Semuanya diam. Nggak ada yang nyahut. Baru aja diomongi ngomongnya pendek-pendek, eh sekarang panjang lagi.

"Tiga tahun ini saya alih genre buat lebih fokus menulis fantasi dan thriller."

"Ide bagus tuh, Pak. Apalagi stok judul-judul teenlit kita sebenernya masih banyak. Dan temanya juga nggak terlalu beragam." Dari meja depan Mas Agam bersuara.

Duhai Mas Agam, apakah engkau ingin bersekutu dengan bos baru?

"Betul, 'kan?" Pak Ezra menatap Agam. "Adakan lomba menulis genre fantasi adventure atau thriller, saya jurinya."

Kenapa malah meleber ke sini? Harusnya kan tim kreativitas dan inovasi yang mikir beginian! Sungguh ambisi dan obsesi Pak Ezra nggak main-main. Kalau si om ini politikus, dijamin dia bakal bikin kudeta, buat menumbangkan pemerintah untuk menjalankan ide-ide gila dia.

"Kelsy?"

Ehm, kok kayaknya ada yang panggil aku ya? Iya? Halo? Kelsy is not in the line, because she is tired as hell.

"Susun proposal buat dikasih ke divisi sebelah. Kalau cuma ngomong, nanti mereka anggap usul kita nggak serius. Kalau ada proposal kegiatan, mereka bakal ngerti kita serius. Soal tanda tangan ke Pak Hardi, saya yang urus," terangnya panjang lebar. "Kalau ada yang belum jelas, bisa didiskusikan sama saya. Sanggup, 'kan?"

Gimana coba, mau geleng-geleng kepala kalau yang minta seganteng Pak Ezra? Mana lagi ngomongnya, halus, walaupun tanpa ekspresi. Aduh, hati perawanku berkedut-kedut. "Kenapa saya, Pak?"

"Kenapa nggak kamu?"

Kami saling bertatapan selama beberapa detik, sampai akhirnya aku mengangguk. Ya udah, lah! Situ bosnya juga! Apalah daya, aku hanya kacung semata!

"Sepet banget wajahnya," goda Bang Rozak seraya meletakkan satu cup es kopi di atas mejaku.

"Buat gue, Bang?" Aku langsung minum es kopi itu, lumayan buat nyegerin otak sama tenggorokan. "Selama beberapa hari ke depan, kalau gue jelek, itu karena Pak Ezra."

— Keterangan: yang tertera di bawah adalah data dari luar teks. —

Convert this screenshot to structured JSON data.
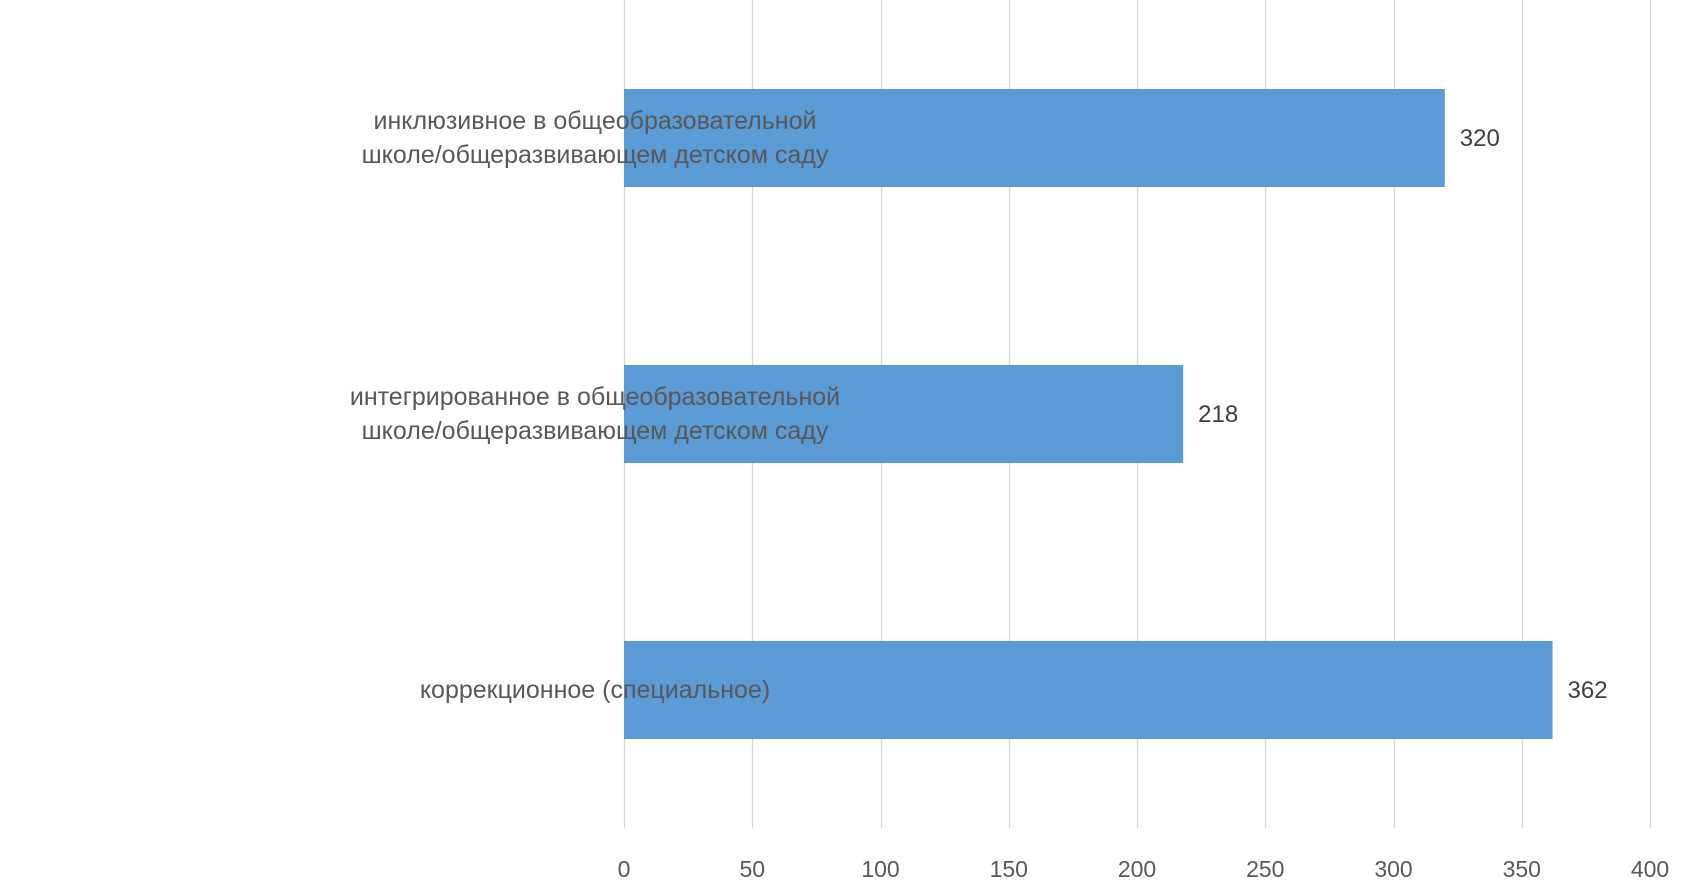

"Mana bisa?! Kalau jelek, mah jelek aja. Nggak usah nyalahin orang." Bang Rozak lalu beralih menatap Mbak Carol. "Eh In, lo tadi ke ruang Pak Ezra ngapain?"

"Dipanggil dialah. Katanya, kalau mau cari naskah teenlit, kalau bisa yang petualang gitu. Jangan yang romance high school story. Kata dia, udah basi," adu Mbak Carol. "Padahal dia tahu, konsumen kita paling banyak dari teenlit."

"Kalau menurut gue, dia itu ada maksud terselubung gitu nggak, sih? Dia kan lagi demen nulis genre fantasi adventure sama thriller tuh akhir-akhir ini? Ya mungkin, dia mau nyesuaiin sama selera dia." Teh Farah ikut nimbrung.

"Ya, nggak bisa dong, Teh! Apa-apa diubah seenak selera dia! Emang ini penerbitan siape? Penerbitan punya dia? Bapaknya?"

"Bisa jadi punya dia sih, Kel," ujar Bang Rozak sambil menyengir.

Aku mendengkus kencang-kencang. Iya, sih! Bisa juga ini penerbitan udah dibeli sama si om, ya? Pak Ezra ini emang masih demen nulis genre thriller, fantasi yang petualangan minim romance gitu sama misteri ala-ala detektif. Sejak empat atau lima tahun lalu dia mulai banting stir dari romantis ke tiga genre tadi. Bisa dibilang, doi ini penulis serba bisa. Semua novelnya selalu laku keras. Apa pun genre-nya. Tapi, novel dia yang jadi favorit para pembaca tetep tulisan romantis si om yang mengandung unsur baper dan galau. Apalagi novel-novel adult romance-nya, beh, nggak usah diragukan lagi. Bikin panas dingin kalau dibaca. Penuh adegan yang menggairahkan.

"Kenapa sih Pak Ezra jadi suka nulis yang serem-serem begitu?" dumalku.

Seenggaknya, kalau edit naskah romantis si om kan, bahagia lahir batin. Dari pada baca novel yang isinya potong-potong badan, darah ke mana-mana, atau tentang monster berkepala tiga. Nggak ada tokoh yang bisa buat bahan halu.

"Padahal, gue suka banget sama novel dia yang Bulan Merah sama Blooming. Fantasi sih, tapi masih enteng gitu," sahut Mbak Carol.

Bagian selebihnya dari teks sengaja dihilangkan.